Hundreds gathered in the rotunda of the State Capitol to witness the unveiling of the original 19th amendment document Monday afternoon.
It was a centennial celebration recognizing how Wisconsin and the nation have stood on the shoulders of our ancestors.
Lori Bessler's great great grandfather was David G. James who is the Wisconsin senator who took the paperwork from Wisconsin to Washington, D.C. to make Wisconsin the first state to ratify the 19th amendment.
“It's funny because the most important part for me was watching my daughters and other nieces,” Bessler said after the ceremony. “Since I was a kid is when we've been hearing, me and my brothers and sisters have been hearing, about this story of this ancestor of ours.”
Bessler and her family helped unveil the original document to the public Monday as stories were shared about her ancestor and the long fight for women's suffrage.
Former Lieutenant Governor Rebecca Kleefisch, who is the current Executive Director of the Women's Suffrage Centennial Commission, shared stories about the race for ratification.
“My papers were filed safely and I received a signed statement that Wisconsin was the first,” Kleefisch said, reading an account of David James' journey to our nation's capital.
State Supreme Court Justice Ann Walsh Bradley also recounted how the suffrage movement had an impact on her career today.
“There was no law on the books that said women could practice in the Wisconsin Supreme Court,” Bradley said. She also went on to point out that currently, six out of the seven justices on the State Supreme Court are women.
Wisconsin made history 100 years ago, but the celebration was also a reminder that other history is still being made.
“Please understand that as a Native American individual, we didn't have rights as citizens in the State of Wisconsin before the women of Wisconsin had the right to vote,” Shannon Holsey, President of the Stockbridge-Munsee Band of Mohican Indians, said.
While work still needs to be done, minorities have also made strides in democracy. State Rep. Jessie Rodriguez (R-Oak Creek) is the first Hispanic immigrant to be elected to the Wisconsin Legislature and State Rep. Shelia Stubbs (D-Madison) is the first African American from Dane County to be elected to the legislature. Both lawmakers offered a message that we can't forget past wrongs if we hope to correct them.

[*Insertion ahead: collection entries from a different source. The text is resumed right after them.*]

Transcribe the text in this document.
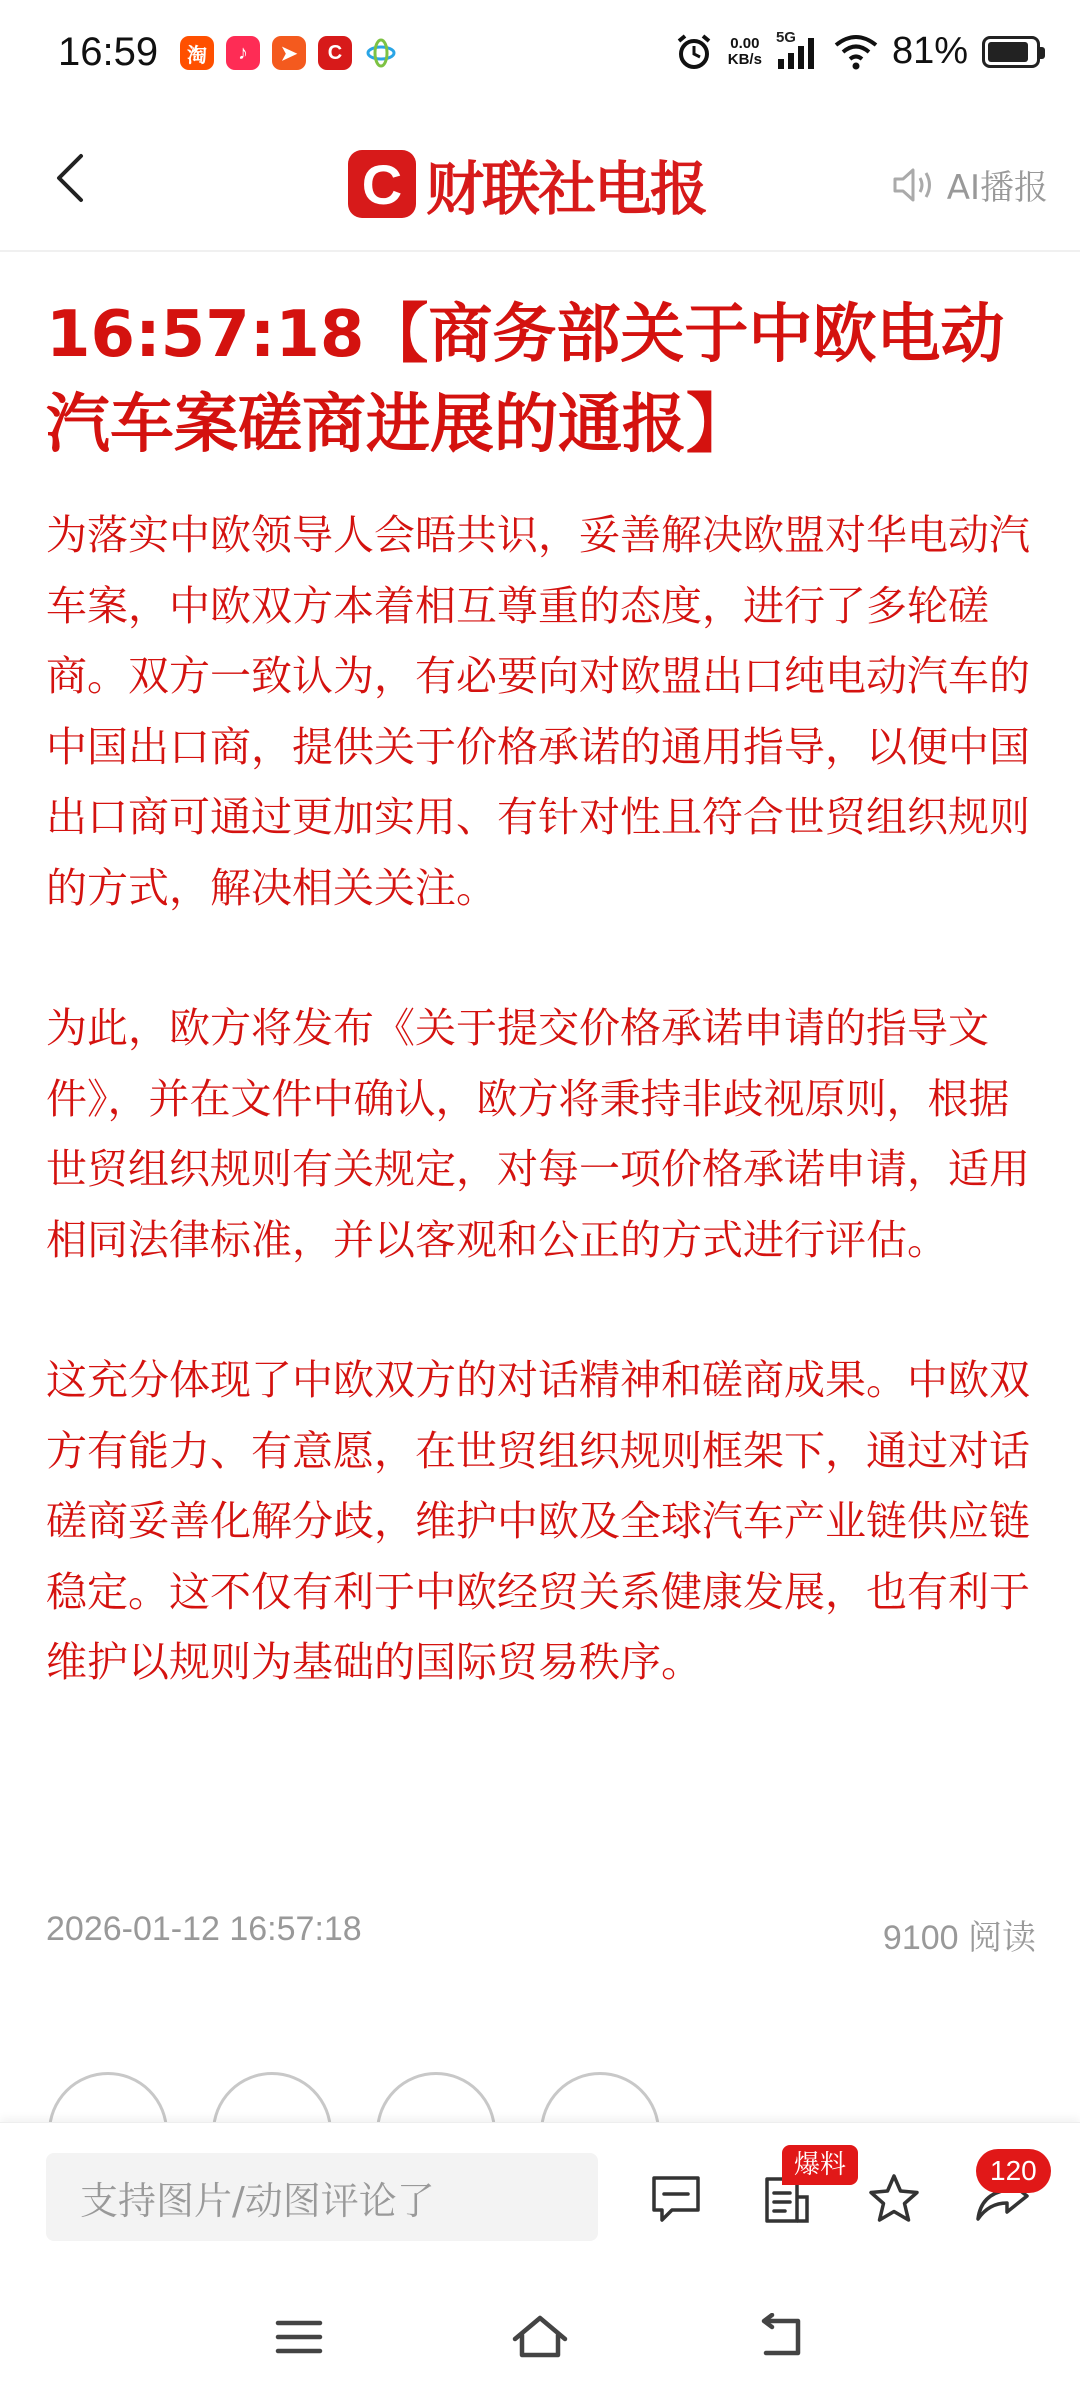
16:59	淘	♪	➤	C	0.00
KB/s
5G	81%
C 财联社 电报	AI播报
16:57:18【商务部关于中欧电动汽车案磋商进展的通报】

为落实中欧领导人会晤共识，妥善解决欧盟对华电动汽车案，中欧双方本着相互尊重的态度，进行了多轮磋商。双方一致认为，有必要向对欧盟出口纯电动汽车的中国出口商，提供关于价格承诺的通用指导，以便中国出口商可通过更加实用、有针对性且符合世贸组织规则的方式，解决相关关注。

为此，欧方将发布《关于提交价格承诺申请的指导文件》，并在文件中确认，欧方将秉持非歧视原则，根据世贸组织规则有关规定，对每一项价格承诺申请，适用相同法律标准，并以客观和公正的方式进行评估。

这充分体现了中欧双方的对话精神和磋商成果。中欧双方有能力、有意愿，在世贸组织规则框架下，通过对话磋商妥善化解分歧，维护中欧及全球汽车产业链供应链稳定。这不仅有利于中欧经贸关系健康发展，也有利于维护以规则为基础的国际贸易秩序。

2026-01-12 16:57:18	9100 阅读
支持图片/动图评论了
爆料	120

A public viewing of the original 19th amendment document, a tunic, and a small array of buttons and sashes was available for one day only in the rotunda of the State Capitol, which was kept open late until 10 p.m. Monday so the public had an opportunity to check the artifacts out.
Other centennial celebrations will be happening across Wisconsin throughout June. A list of those events, along with information and learning resources, is available on the new 19th Amendment Centennial Web Portal, which was announced by Governor Tony Evers and First Lady Kathy Evers last week.